Regarding future research, this study identifies key areas for further inquiry. First, to understand the temporal evolution of “anticipatory socialization,” longitudinal designs tracking professional identity from university entry to clinical integration would offer valuable insights beyond cross-sectional comparisons. Second, replicating this mixed-methods design across different health systems would help distinguish between cultural specificities and systemic trends. Finally, intervention studies testing early “Photovoice-mediated” clinical immersions could provide empirical evidence for the curricular reforms proposed here.
Conclusions
This study moves beyond identifying a preference gap to exposing a systemic “vocational dissonance” that threatens the sustainability of primary care nursing. The findings challenge the assumption that theoretical knowledge is sufficient for professional identity formation; rather, they demonstrate that “symbolic visibility” and “experiential anchors” are non-negotiable prerequisites for anticipatory socialization.

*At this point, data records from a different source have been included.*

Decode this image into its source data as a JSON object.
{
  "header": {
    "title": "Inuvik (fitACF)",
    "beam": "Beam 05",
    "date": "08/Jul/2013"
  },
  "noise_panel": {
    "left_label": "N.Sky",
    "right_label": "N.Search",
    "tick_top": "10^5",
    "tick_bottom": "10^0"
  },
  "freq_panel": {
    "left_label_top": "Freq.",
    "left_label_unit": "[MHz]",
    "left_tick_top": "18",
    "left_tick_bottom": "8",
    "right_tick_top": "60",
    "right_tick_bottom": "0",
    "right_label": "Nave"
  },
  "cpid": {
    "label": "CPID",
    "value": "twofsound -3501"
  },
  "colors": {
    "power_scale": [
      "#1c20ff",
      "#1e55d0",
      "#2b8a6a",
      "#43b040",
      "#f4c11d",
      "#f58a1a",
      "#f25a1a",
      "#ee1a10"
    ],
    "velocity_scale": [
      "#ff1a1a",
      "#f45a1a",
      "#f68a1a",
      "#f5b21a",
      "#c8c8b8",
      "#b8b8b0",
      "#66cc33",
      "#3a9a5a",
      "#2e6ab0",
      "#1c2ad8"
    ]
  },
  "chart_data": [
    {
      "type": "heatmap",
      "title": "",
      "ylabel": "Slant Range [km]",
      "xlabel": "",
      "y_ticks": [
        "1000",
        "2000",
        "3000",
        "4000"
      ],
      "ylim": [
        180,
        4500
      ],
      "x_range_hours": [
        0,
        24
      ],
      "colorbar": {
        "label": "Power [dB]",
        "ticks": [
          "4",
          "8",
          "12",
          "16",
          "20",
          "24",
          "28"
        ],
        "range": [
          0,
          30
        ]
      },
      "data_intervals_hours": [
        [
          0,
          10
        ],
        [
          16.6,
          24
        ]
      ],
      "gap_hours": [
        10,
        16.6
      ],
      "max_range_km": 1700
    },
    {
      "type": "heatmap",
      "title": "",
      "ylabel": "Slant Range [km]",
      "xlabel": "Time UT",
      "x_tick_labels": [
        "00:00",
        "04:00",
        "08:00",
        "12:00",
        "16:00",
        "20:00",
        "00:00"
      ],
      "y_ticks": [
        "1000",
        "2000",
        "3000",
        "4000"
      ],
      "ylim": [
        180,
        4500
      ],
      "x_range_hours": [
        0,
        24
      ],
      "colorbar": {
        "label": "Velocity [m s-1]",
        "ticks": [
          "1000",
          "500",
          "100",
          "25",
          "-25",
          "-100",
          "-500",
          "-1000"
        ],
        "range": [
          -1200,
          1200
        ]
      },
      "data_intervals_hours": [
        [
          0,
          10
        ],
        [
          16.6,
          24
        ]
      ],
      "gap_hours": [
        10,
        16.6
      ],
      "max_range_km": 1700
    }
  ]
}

Theoretically, this work extends the PIF framework by identifying “affective disconnection”—not cognitive deficit—as the primary barrier to community nursing specialization. Methodologically, the mixed-methods integration was decisive: while quantitative data confirmed the hospital-centric bias, only the visual narrative revealed its root cause, the structural invisibility of the role.
For nursing education and policy, the implication is clear: recruitment strategies that rely solely on informational campaigns will fail. Reversing the workforce crisis requires a dual approach: pedagogical interventions that provide early, high-visibility immersion in community settings, and organizational reforms that elevate the prestige and professional autonomy of the community nurse. Without restoring the symbolic status of the profession, the health system risks perpetuating a cycle of invisibility that alienates its future workforce.
Footnotes
Acknowledgments
The authors would like to thank all participants in this study for their cooperation and assistance.
Ethical Approval and Informed Consent Statements
The study was conducted in accordance with the Declaration of Helsinki. In accordance with current local regulations, the study was approved by the IRB of the Nursing Management of the Vigo Health Area (with code 137-10-24). Given that this is a qualitative research study with a special focus on the perceptions of the participants, special emphasis has been placed on ensuring their voluntary participation, anonymity and confidentiality, and written informed consent was obtained from all subjects involved in the study.
Author Contributions
Paz Muñoz Vidal: conceptualization, methodology, formal analysis, investigation, writing‒original draft preparation, and writing‒review and editing.
Macarena Chacón-Docampo: conceptualization, methodology, investigation, and writing‒review and editing.
Luis-Javier Márquez-Álvarez: writing‒original draft preparation, and writing‒review and editing.
Ana Isabel González Silva: writing‒review and editing, and supervision.
Funding
The authors received no financial support for the research, authorship, and/or publication of this article.
Declaration of Conflicting Interests
The authors declared no potential conflicts of interest with respect to the research, authorship, and/or publication of this article.
Data Availability Statement
The data presented in this study are available on request from the corresponding author due to participant's privacy.